Etnis Rohingya mengalami diskriminasi dan persekusi yang sistematis di Myanmar, yang berujung pada krisis kemanusiaan dan pengungsian massal. Sejak tahun 1982, etnis Rohingya tidak diberikan kewarganegaraan oleh pemerintah Myanmar, sehingga mereka tidak memiliki hak-hak sipil dan politik.

Konflik antara etnis Rohingya dan etnis Rakhine, yang mayoritas beragama Buddha, memanas sejak tahun 2012, ketika terjadi kerusuhan komunal yang menewaskan ratusan orang dan mengungsikan lebih dari 100.000 orang.

Situasi semakin memburuk pada tahun 2016 dan 2017, ketika militer Myanmar melakukan operasi militer yang brutal terhadap etnis Rohingya, yang dianggap sebagai pemberontak dan teroris. Operasi ini menyebabkan pembunuhan, pemerkosaan, penyiksaan, dan pembakaran desa-desa Rohingya.

Dilansir dari laman hrw, akibat kekerasan yang dialami, lebih dari 700.000 etnis Rohingya melarikan diri dari Myanmar ke negara-negara tetangga, terutama Bangladesh, yang menampung sekitar 900.000 pengungsi Rohingya di kamp-kamp darurat.

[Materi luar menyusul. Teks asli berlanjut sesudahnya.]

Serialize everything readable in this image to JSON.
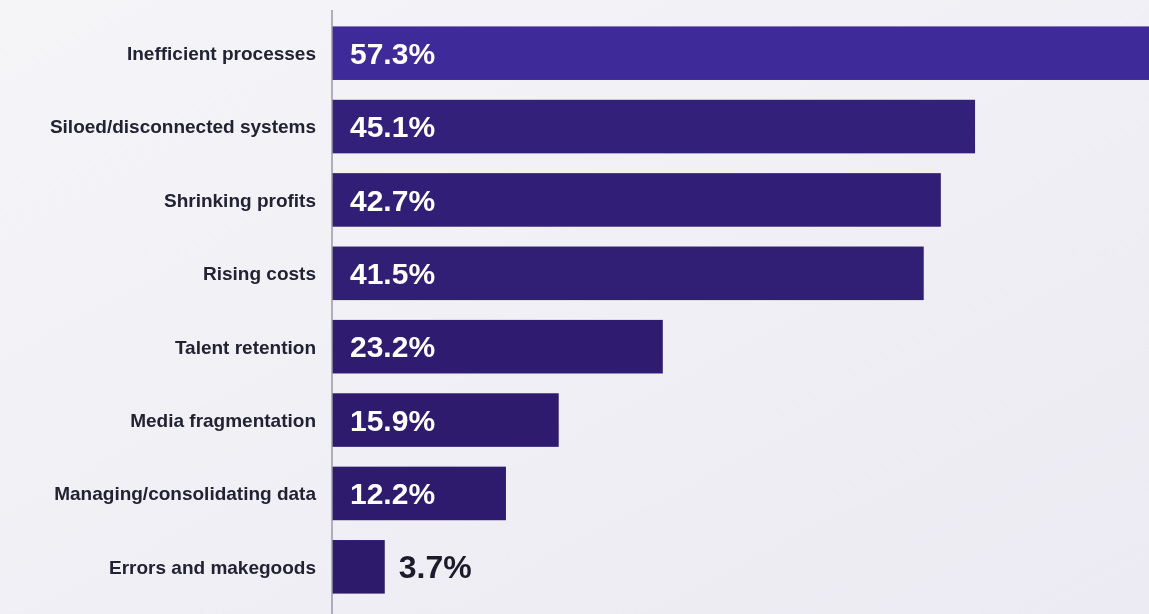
{
  "chart_data": {
    "type": "bar",
    "orientation": "horizontal",
    "data_labels": true,
    "value_labels": [
      "57.3%",
      "45.1%",
      "42.7%",
      "41.5%",
      "23.2%",
      "15.9%",
      "12.2%",
      "3.7%"
    ],
    "categories": [
      "Inefficient processes",
      "Siloed/disconnected systems",
      "Shrinking profits",
      "Rising costs",
      "Talent retention",
      "Media fragmentation",
      "Managing/consolidating data",
      "Errors and makegoods"
    ],
    "values": [
      57.3,
      45.1,
      42.7,
      41.5,
      23.2,
      15.9,
      12.2,
      3.7
    ],
    "colors": [
      "#3f2a9a",
      "#33207a",
      "#311e76",
      "#311e75",
      "#2f1c71",
      "#2e1b6e",
      "#2e1b6d",
      "#2d1a6b"
    ]
  }
}
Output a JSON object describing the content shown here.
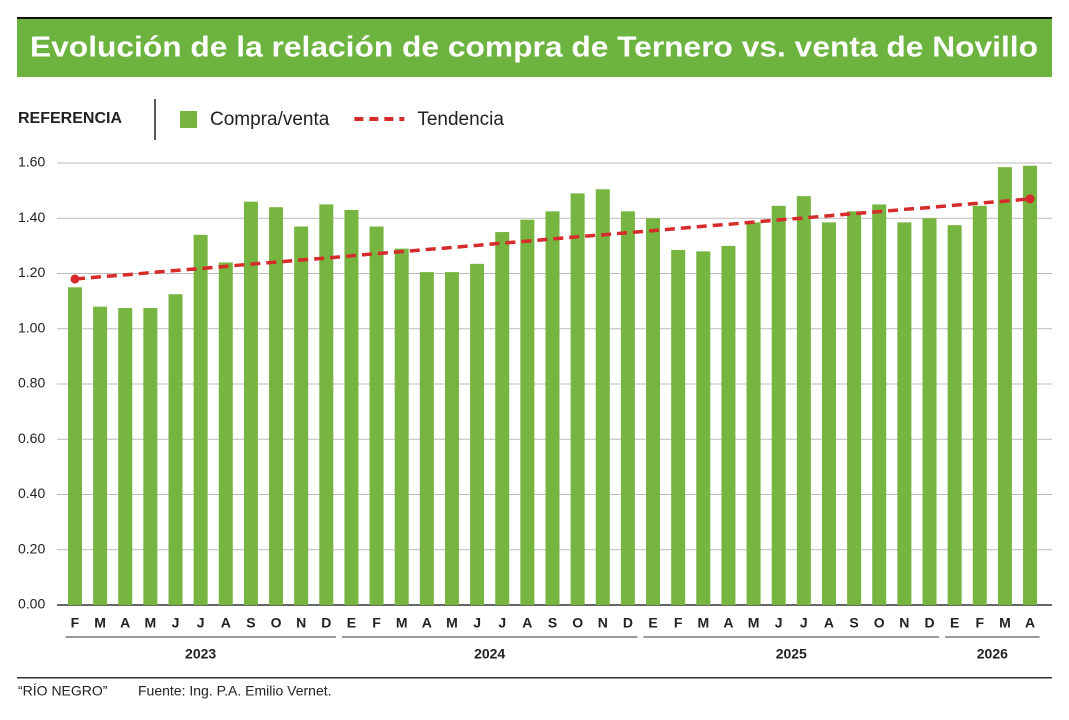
{
  "chart_data": {
    "type": "bar",
    "title": "Evolución de la relación de compra de Ternero vs. venta de Novillo",
    "legend_title": "REFERENCIA",
    "groups": [
      {
        "name": "2023",
        "categories": [
          "F",
          "M",
          "A",
          "M",
          "J",
          "J",
          "A",
          "S",
          "O",
          "N",
          "D"
        ]
      },
      {
        "name": "2024",
        "categories": [
          "E",
          "F",
          "M",
          "A",
          "M",
          "J",
          "J",
          "A",
          "S",
          "O",
          "N",
          "D"
        ]
      },
      {
        "name": "2025",
        "categories": [
          "E",
          "F",
          "M",
          "A",
          "M",
          "J",
          "J",
          "A",
          "S",
          "O",
          "N",
          "D"
        ]
      },
      {
        "name": "2026",
        "categories": [
          "E",
          "F",
          "M",
          "A"
        ]
      }
    ],
    "series": [
      {
        "name": "Compra/venta",
        "type": "bar",
        "color": "#76b53f",
        "values": [
          1.15,
          1.08,
          1.075,
          1.075,
          1.125,
          1.34,
          1.24,
          1.46,
          1.44,
          1.37,
          1.45,
          1.43,
          1.37,
          1.29,
          1.205,
          1.205,
          1.235,
          1.35,
          1.395,
          1.425,
          1.49,
          1.505,
          1.425,
          1.4,
          1.285,
          1.28,
          1.3,
          1.385,
          1.445,
          1.48,
          1.385,
          1.425,
          1.45,
          1.385,
          1.4,
          1.375,
          1.445,
          1.585,
          1.59
        ]
      },
      {
        "name": "Tendencia",
        "type": "line",
        "color": "#d62b2b",
        "values": [
          1.18,
          1.188,
          1.195,
          1.203,
          1.211,
          1.218,
          1.226,
          1.234,
          1.241,
          1.249,
          1.256,
          1.264,
          1.272,
          1.279,
          1.287,
          1.294,
          1.302,
          1.31,
          1.317,
          1.325,
          1.333,
          1.34,
          1.348,
          1.355,
          1.363,
          1.371,
          1.378,
          1.386,
          1.394,
          1.401,
          1.409,
          1.417,
          1.424,
          1.432,
          1.439,
          1.447,
          1.455,
          1.462,
          1.47
        ]
      }
    ],
    "ylim": [
      0,
      1.6
    ],
    "yticks": [
      {
        "value": 0,
        "label": "0.00"
      },
      {
        "value": 0.2,
        "label": "0.20"
      },
      {
        "value": 0.4,
        "label": "0.40"
      },
      {
        "value": 0.6,
        "label": "0.60"
      },
      {
        "value": 0.8,
        "label": "0.80"
      },
      {
        "value": 1,
        "label": "1.00"
      },
      {
        "value": 1.2,
        "label": "1.20"
      },
      {
        "value": 1.4,
        "label": "1.40"
      },
      {
        "value": 1.6,
        "label": "1.60"
      }
    ],
    "grid": true,
    "footer": {
      "brand": "“RÍO NEGRO”",
      "source": "Fuente: Ing. P.A. Emilio Vernet."
    }
  }
}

Pengungsi Rohingya juga tersebar di negara-negara lain, seperti Malaysia, Indonesia, Thailand, India, Pakistan, dan Arab Saudi. Namun, di negara-negara tersebut, pengungsi Rohingya juga menghadapi tantangan dan kesulitan, seperti penolakan, diskriminasi, eksploitasi, dan ketidakpastian.

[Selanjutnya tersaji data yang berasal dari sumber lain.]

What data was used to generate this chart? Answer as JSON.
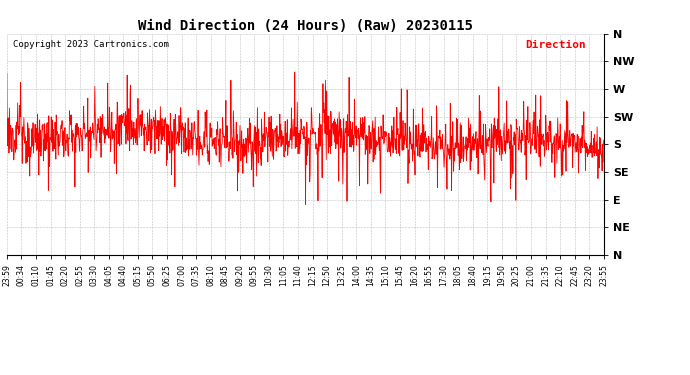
{
  "title": "Wind Direction (24 Hours) (Raw) 20230115",
  "copyright": "Copyright 2023 Cartronics.com",
  "legend_label": "Direction",
  "legend_color": "#ff0000",
  "background_color": "#ffffff",
  "plot_bg_color": "#ffffff",
  "grid_color": "#b0b0b0",
  "line_color": "#ff0000",
  "ytick_labels": [
    "N",
    "NW",
    "W",
    "SW",
    "S",
    "SE",
    "E",
    "NE",
    "N"
  ],
  "ytick_values": [
    0,
    45,
    90,
    135,
    180,
    225,
    270,
    315,
    360
  ],
  "ylim_min": 0,
  "ylim_max": 360,
  "xtick_labels": [
    "23:59",
    "00:34",
    "01:10",
    "01:45",
    "02:20",
    "02:55",
    "03:30",
    "04:05",
    "04:40",
    "05:15",
    "05:50",
    "06:25",
    "07:00",
    "07:35",
    "08:10",
    "08:45",
    "09:20",
    "09:55",
    "10:30",
    "11:05",
    "11:40",
    "12:15",
    "12:50",
    "13:25",
    "14:00",
    "14:35",
    "15:10",
    "15:45",
    "16:20",
    "16:55",
    "17:30",
    "18:05",
    "18:40",
    "19:15",
    "19:50",
    "20:25",
    "21:00",
    "21:35",
    "22:10",
    "22:45",
    "23:20",
    "23:55"
  ]
}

Upaya-upaya untuk menyelesaikan krisis Rohingya masih terus berlangsung, baik di tingkat nasional maupun internasional. Pemerintah Myanmar dan Bangladesh telah sepakat untuk melakukan repatriasi pengungsi Rohingya secara sukarela, aman, dan bermartabat.

Namun, proses ini mengalami kendala dan keterlambatan karena ketidakpercayaan dan ketakutan pengungsi Rohingya terhadap pemerintah Myanmar.Di sisi lain, komunitas internasional juga menekan pemerintah Myanmar untuk menghentikan kekerasan, mengakui hak-hak etnis Rohingya, dan mengadili pelaku pelanggaran hak asasi manusia.

(ahm)
Baca Berita Terkait Lainnya
Copyright © 2024 SINDOnews.com
All Rights Reserved
read/ rendering in 0.0913 seconds (0.1#10.140)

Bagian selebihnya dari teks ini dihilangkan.